Italo Calvino's "Six Memos for the Next Millennium"

i have loved Italo Calvino's fiction since my graduate school days and have picked up this book recently. it is a series of lectures he was supposed to give when he passed away, so there's actually 5 "memos" - the sixth was never completed. i wanted to share an excerpt from the chapter titled "Quickness". while he writes about the writing process, i think in so many ways, it is about life too.

"A writer's work has to take account of many rhythms...a message of urgency obtained by dint of patient and meticulous adjustments and an intuition so instantaneous that, when formulated, it acquires the finality of something that could never have been otherwise. but it is also the rhythm of time that passes with no other aim than to let feelings and thoughts settle down, mature, and shed all impatience or ephemeral contingency.
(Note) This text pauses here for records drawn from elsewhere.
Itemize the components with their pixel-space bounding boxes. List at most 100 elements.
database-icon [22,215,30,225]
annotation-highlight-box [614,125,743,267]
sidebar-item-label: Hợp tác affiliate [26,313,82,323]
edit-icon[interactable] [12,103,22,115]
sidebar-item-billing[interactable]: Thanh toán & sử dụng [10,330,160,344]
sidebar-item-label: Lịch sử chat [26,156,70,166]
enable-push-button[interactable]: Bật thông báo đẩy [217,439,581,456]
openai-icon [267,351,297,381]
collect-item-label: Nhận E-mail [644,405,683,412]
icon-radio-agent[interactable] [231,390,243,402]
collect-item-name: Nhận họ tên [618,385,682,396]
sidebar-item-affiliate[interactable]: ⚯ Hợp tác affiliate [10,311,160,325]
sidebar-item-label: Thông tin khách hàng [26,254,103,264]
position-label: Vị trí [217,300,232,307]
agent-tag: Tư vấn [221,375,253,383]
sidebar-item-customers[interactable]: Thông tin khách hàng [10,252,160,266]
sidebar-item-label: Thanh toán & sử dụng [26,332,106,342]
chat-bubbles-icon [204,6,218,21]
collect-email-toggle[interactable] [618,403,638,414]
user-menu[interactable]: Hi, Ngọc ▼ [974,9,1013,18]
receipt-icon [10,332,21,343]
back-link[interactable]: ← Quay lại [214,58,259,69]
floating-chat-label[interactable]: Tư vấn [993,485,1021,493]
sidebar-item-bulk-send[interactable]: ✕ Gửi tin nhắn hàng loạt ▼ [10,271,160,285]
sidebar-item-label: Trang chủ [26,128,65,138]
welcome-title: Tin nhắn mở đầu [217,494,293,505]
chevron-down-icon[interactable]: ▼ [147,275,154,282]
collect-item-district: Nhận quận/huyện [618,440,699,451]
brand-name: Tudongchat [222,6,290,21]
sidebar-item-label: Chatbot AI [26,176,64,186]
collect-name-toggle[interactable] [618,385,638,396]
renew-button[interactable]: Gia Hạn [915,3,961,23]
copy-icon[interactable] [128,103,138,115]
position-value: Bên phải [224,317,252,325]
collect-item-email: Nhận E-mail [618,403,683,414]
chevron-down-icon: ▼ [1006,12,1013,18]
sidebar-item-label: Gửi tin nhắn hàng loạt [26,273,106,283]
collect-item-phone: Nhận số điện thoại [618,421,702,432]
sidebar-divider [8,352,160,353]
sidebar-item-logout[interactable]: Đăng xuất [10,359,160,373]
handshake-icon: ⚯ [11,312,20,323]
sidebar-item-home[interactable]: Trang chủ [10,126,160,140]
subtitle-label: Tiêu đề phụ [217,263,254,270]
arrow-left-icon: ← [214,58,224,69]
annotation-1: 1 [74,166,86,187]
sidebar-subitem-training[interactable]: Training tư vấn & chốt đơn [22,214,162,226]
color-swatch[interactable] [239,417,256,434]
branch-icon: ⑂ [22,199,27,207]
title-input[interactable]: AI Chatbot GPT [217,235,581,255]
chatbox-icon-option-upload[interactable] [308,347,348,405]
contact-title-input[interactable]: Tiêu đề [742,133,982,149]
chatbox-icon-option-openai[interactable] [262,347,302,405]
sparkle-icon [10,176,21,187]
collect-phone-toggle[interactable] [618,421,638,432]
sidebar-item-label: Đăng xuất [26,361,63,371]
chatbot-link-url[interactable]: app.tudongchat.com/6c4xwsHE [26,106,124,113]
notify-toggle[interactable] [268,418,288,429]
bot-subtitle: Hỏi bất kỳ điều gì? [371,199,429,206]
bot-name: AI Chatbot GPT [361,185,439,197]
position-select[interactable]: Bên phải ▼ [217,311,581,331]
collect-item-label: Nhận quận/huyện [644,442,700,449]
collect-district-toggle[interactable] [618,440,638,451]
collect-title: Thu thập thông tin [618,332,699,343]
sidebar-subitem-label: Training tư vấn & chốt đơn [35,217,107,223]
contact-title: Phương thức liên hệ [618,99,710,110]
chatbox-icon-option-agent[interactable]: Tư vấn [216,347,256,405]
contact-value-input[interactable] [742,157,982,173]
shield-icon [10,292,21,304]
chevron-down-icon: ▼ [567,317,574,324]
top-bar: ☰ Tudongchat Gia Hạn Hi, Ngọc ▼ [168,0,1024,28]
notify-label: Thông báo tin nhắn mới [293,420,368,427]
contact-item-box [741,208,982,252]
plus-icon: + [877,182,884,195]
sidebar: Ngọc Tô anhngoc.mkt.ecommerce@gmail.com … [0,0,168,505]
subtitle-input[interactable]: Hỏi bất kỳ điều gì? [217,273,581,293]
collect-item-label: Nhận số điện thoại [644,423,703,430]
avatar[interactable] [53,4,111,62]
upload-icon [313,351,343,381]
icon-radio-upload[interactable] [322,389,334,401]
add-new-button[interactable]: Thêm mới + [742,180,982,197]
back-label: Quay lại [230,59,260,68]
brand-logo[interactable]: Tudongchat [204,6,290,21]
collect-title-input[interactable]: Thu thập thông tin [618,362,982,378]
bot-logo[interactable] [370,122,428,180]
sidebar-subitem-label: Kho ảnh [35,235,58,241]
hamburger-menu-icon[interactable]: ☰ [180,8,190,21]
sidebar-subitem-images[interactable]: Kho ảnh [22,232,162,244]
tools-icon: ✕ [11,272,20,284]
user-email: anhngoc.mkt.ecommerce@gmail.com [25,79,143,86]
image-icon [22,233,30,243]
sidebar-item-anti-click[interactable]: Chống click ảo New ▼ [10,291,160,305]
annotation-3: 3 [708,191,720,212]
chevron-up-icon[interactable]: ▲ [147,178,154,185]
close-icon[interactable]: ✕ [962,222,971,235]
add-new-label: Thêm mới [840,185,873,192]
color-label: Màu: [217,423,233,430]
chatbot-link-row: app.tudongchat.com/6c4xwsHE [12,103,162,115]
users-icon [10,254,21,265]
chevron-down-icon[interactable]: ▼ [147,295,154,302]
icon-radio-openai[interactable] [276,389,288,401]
"I began this lecture by telling a story. let me end it with another story, this time Chinese: among Chuang-tzu's many skills, he was an expert draftsman. the king asked him to draw a crab. Chuang-tzu replied that he needed five years, a country house, and twelve servants. five years later the drawing was still not begun. 'i need another five years,' said Chuang-tzu. the king granted them. at the end of these ten years, Chuang-tzu took up his brush and, in an instant, with a single stroke, he drew a crab, the most perfect crab ever seen."